31/05/2015

Blatter boxe en touche. Ali le touche en plein coeur.

La faille de Sepp Blatter, c'est son grand coeur. Le Valaisan n'est jamais meilleur que lorsqu'il veut réunir la grande famille autour du patriarche.

Mais cette fois, le match de boxe que se livre UEFA et FIFA risque tout simplement de casser la Coupe du Monde de football! Un match à la vie à la mort dont Sepp Blatter devrait se rendre compte.

On l'a compris. Les règles qui prévalent pour l'UEFA ne sont pas forcément les règles qui prévalent pour la FIFA. La notion de corruption est elle-même sujette à discussion. Les cadeaux sont la règles dans certaines parties du monde pour accéder à un rang supérieur ou pour faire tomber quelq'un de son piédestal. On ne joue pas dans les règles d'une loi démocratique qui ferait élire sur les bases de la transparence et de la compétence. On joue avec les règles du parrainage. Des hommes puissants qui jouent du porte-monnaie pour corrompre et attribués la manne financière aux petits copains qui jouent selon la loi du code d'honneur de la mafia qui dirige. L'UEFA se veut la garante d'un pouvoir costard-cravatte propre sur lui qui joue le jeu de la démocratie. La FIFA, elle, est devenue la banlieue du foot mondial qui a pris le pouvoir grâce au nombre en jouant les règles de l'élection démocratique mais en pratiquant dans l'illégalité des lois démocratiques grâce aux pouvoirs occultes, la corruption affichée ou dissimulée, des pratiques honnie de ceux qui défendent la transparence et l'égalité des chances.

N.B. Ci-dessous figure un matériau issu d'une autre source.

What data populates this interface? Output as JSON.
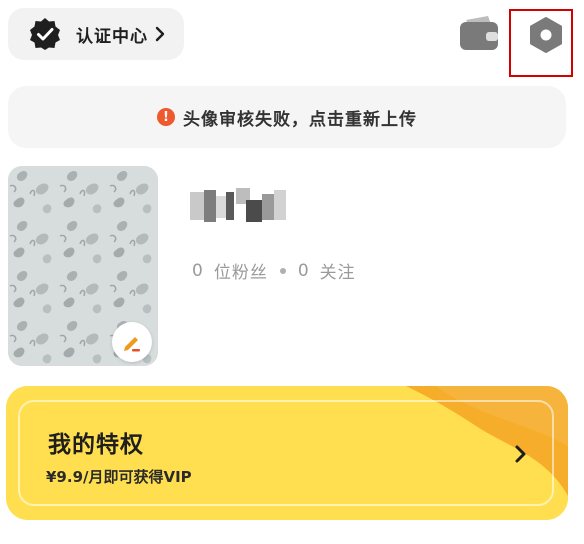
{
  "header": {
    "verify_label": "认证中心",
    "icons": [
      "verified-badge-icon",
      "chevron-right-icon",
      "wallet-icon",
      "settings-icon"
    ]
  },
  "banner": {
    "icon": "!",
    "text": "头像审核失败，点击重新上传"
  },
  "profile": {
    "username": "",
    "followers_count": "0",
    "followers_label": "位粉丝",
    "following_count": "0",
    "following_label": "关注"
  },
  "vip": {
    "title": "我的特权",
    "subtitle": "¥9.9/月即可获得VIP"
  },
  "colors": {
    "accent_yellow": "#ffdf4f",
    "accent_orange": "#f5a623",
    "warning": "#ee5a2e",
    "highlight_box": "#d40000"
  }
}
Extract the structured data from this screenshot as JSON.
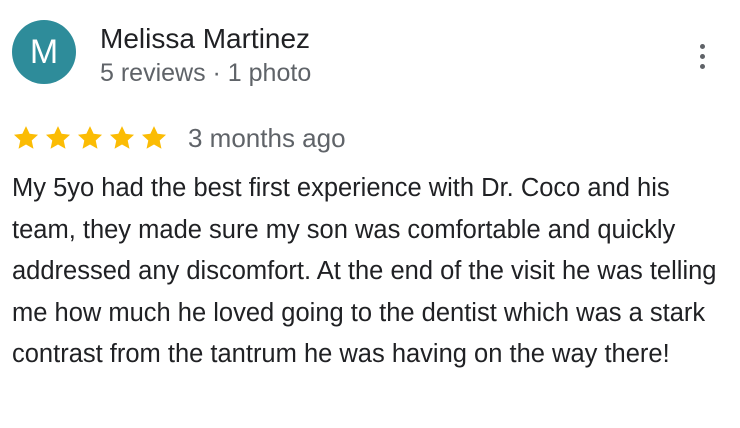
{
  "reviewer": {
    "initial": "M",
    "avatar_color": "#2e8c9a",
    "name": "Melissa Martinez",
    "meta": "5 reviews · 1 photo"
  },
  "menu": {
    "icon": "more-vertical-icon"
  },
  "rating": {
    "stars": 5,
    "max": 5,
    "star_color": "#fbbc04",
    "date": "3 months ago"
  },
  "review": {
    "text": "My 5yo had the best first experience with Dr. Coco and his team, they made sure my son was comfortable and quickly addressed any discomfort. At the end of the visit he was telling me how much he loved going to the dentist which was a stark contrast from the tantrum he was having on the way there!"
  }
}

L'UEFA en veut à la FIFA d'avoir fait gagner le Mondial pour des pays comme l'Afrique du Sud (cela était encore de l'ordre de l'acceptable car le symbole du pays de Nelson Mandela le permettait, le Brésil (cela était toujours de l'ordre de l'acceptable parce que le Brésil c'est Pelé et le foot samba). Cela l'est devenu nettement moins avec les victoires russes et qatari pour 2018 et 2022 alors que l'Amérique et l'Angleterre perdait "leur" Coupe du Monde promise. L'Amérique possède une équipe de fooball qui s'améliore de Coupe en Coupe du Monde. Elle aimerait créer un schéma hollywoodien et devenir championne du monde de football la même année qu'elle organise la Coupe du Monde chez elle. Les Anglais, eux, n'ont plus vu l'ombre de la Coupe chez eux depuis 1966. Cinquante ans, c'est long pour le pays qui a donné ses lettres de noblesse au football.

Alors que la Russie ne fait guère l'unanimité après les Jeux olympiques de Sotchi entaché de grosses verrues de corruption dans les attributions de contrats de construction des stades, le Qatar, lui, c'est le mirage d'un tsunami en plein désert qui enflamme l'UEFA : jouer la Coupe en pleine hiver, bouleverser le calendrier des clubs européens, faire perdre pas mal d'argent à l'instance européenne à cause de ce déplacement, irriter les joueurs, les entraîneurs, et les clubs qui évoluent chez nous, tout cela pour un petit royaume planté au milieu des sables qui provoque cette révolution du calendrier européen.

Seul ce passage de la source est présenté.